There is perhaps no better example of this phenomenon than Mark Zuckerberg, whose business model disguises itself as a “community” that seeks to do good and to shape the electoral practices of our democracy. As Giridharadas points out, if any other institution, especially banks, were to insert themselves so thoroughly into the practices of our democracy, they would be condemned by the public and politicians alike.
Zuckerberg gets away with it in part because of the fig leaf of philanthropy he has placed over his business model, in part because his wealth makes politicians take him more (and in some instances less) seriously than they ought, and because he has put together a consumer product that taps into and exacerbates the alienation that is so prevalent in American society. In other words, the tech industries act like doctors guilty of the malpractice from prescribing an universal narcotic that is also the disease.

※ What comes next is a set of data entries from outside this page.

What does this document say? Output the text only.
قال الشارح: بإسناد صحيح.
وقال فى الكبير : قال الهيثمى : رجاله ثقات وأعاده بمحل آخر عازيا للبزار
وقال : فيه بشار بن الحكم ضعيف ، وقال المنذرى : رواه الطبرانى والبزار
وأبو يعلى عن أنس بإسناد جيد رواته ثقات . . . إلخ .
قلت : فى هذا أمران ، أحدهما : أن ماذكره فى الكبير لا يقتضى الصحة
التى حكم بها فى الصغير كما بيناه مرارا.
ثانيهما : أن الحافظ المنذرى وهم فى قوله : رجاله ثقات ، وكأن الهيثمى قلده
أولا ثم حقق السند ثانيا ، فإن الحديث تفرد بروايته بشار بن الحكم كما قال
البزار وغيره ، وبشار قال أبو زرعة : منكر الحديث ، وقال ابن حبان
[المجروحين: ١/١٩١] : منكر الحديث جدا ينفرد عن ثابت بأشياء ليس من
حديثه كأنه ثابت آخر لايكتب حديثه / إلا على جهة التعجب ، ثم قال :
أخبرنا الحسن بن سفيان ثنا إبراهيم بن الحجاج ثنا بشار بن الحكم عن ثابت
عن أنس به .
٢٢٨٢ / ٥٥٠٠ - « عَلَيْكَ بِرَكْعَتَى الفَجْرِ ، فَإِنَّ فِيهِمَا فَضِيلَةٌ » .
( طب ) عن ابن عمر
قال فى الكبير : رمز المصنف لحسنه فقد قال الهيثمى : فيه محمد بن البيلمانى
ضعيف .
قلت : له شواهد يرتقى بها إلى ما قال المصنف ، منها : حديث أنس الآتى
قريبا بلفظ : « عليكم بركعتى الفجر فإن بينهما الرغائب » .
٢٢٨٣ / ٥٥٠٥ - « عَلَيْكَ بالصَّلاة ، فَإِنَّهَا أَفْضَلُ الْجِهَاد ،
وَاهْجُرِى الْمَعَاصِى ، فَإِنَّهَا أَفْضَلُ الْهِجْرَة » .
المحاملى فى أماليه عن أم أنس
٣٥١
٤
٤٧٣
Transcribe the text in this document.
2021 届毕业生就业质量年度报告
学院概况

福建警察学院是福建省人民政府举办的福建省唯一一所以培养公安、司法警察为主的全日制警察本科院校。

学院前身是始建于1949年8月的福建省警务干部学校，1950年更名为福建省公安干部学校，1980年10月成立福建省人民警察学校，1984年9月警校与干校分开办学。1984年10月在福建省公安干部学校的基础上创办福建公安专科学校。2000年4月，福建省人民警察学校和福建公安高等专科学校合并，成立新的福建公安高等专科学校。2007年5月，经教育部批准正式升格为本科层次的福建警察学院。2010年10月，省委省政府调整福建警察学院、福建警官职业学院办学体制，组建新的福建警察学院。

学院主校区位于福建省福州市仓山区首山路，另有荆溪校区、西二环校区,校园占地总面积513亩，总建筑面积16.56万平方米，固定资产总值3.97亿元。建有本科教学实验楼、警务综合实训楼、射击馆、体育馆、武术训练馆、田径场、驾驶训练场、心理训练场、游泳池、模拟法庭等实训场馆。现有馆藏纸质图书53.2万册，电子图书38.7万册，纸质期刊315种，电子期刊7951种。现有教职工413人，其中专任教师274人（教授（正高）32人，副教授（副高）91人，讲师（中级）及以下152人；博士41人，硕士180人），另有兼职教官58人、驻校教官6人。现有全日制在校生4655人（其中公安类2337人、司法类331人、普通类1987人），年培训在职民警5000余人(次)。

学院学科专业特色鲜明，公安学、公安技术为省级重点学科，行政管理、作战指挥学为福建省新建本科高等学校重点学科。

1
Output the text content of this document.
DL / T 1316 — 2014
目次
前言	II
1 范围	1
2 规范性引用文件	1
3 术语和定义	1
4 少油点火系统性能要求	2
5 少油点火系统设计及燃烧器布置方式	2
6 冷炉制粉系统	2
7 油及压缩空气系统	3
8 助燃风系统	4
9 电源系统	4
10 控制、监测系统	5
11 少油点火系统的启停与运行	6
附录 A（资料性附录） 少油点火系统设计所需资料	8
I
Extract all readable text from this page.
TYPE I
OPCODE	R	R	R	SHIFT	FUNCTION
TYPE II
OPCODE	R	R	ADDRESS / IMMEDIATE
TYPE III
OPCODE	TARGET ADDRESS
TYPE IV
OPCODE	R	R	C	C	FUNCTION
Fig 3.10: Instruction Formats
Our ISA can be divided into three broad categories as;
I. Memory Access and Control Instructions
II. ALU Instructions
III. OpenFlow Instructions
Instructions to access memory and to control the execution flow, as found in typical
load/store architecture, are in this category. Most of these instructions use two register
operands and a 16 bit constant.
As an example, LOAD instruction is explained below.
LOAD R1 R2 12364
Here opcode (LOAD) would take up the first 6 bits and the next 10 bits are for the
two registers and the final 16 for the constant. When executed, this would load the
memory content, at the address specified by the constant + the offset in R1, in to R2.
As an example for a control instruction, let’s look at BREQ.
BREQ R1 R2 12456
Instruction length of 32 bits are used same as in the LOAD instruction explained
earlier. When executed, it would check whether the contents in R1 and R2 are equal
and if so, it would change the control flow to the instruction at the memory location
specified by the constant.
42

Giridharadas exposes the leadership class as hiding behind “win-win” language that obscures the “win-lose” reality of competitive economics.
One interesting part of this centers on the people with whom these elites try to create “win-win” relationships. But the word “relationship” deceives, for the emphasis on systems and “problems” bypasses the need to engage in relationships, and the emphasis on data collection and metrics enables them to demonstrate their “effectiveness” without having to deal with the messy reality of interactions with other persons.
Much of this hinges, therefore, on an assessment of what the problems actually are.
Were one to suggest, for example, that loneliness and alienation are among our biggest problems, the complicity of the tech companies might be so apparent that even they couldn’t avoid noticing it. And loneliness is not a “problem” that is easily “solved,” and admits of no monetary solution. One essential factor in exacerbating loneliness has been the reconfiguration of the scale of life, to which crony capitalism, bureaucratic centralization, and technological efficiency have been central contributors. As Giridharadas says: the master’s tools will never be used to dismantle the master’s house.
I return to where I started: the recommendation that the first rule of philanthropy, economics, and politics ought always to be “First, do no harm.”
Where there is an external (not internal) compulsion to act, and one has the proper authority to do so, and the requisite skills, then one should act, but cautiously and humbly.
One way to insure this humility is by concealing the act.
A second way is by recognizing and endorsing the authority of those whose agency is being affected, rather than co-opting their authority and using it to increase your own.
Third, one must always be on guard against situations where the cure is worse than the disease.
And, finally, one must begin by acknowledging that not everything that happens in this world is a problem that needs to be solved. Sometimes, a disease just needs to run its course before the patient recovers.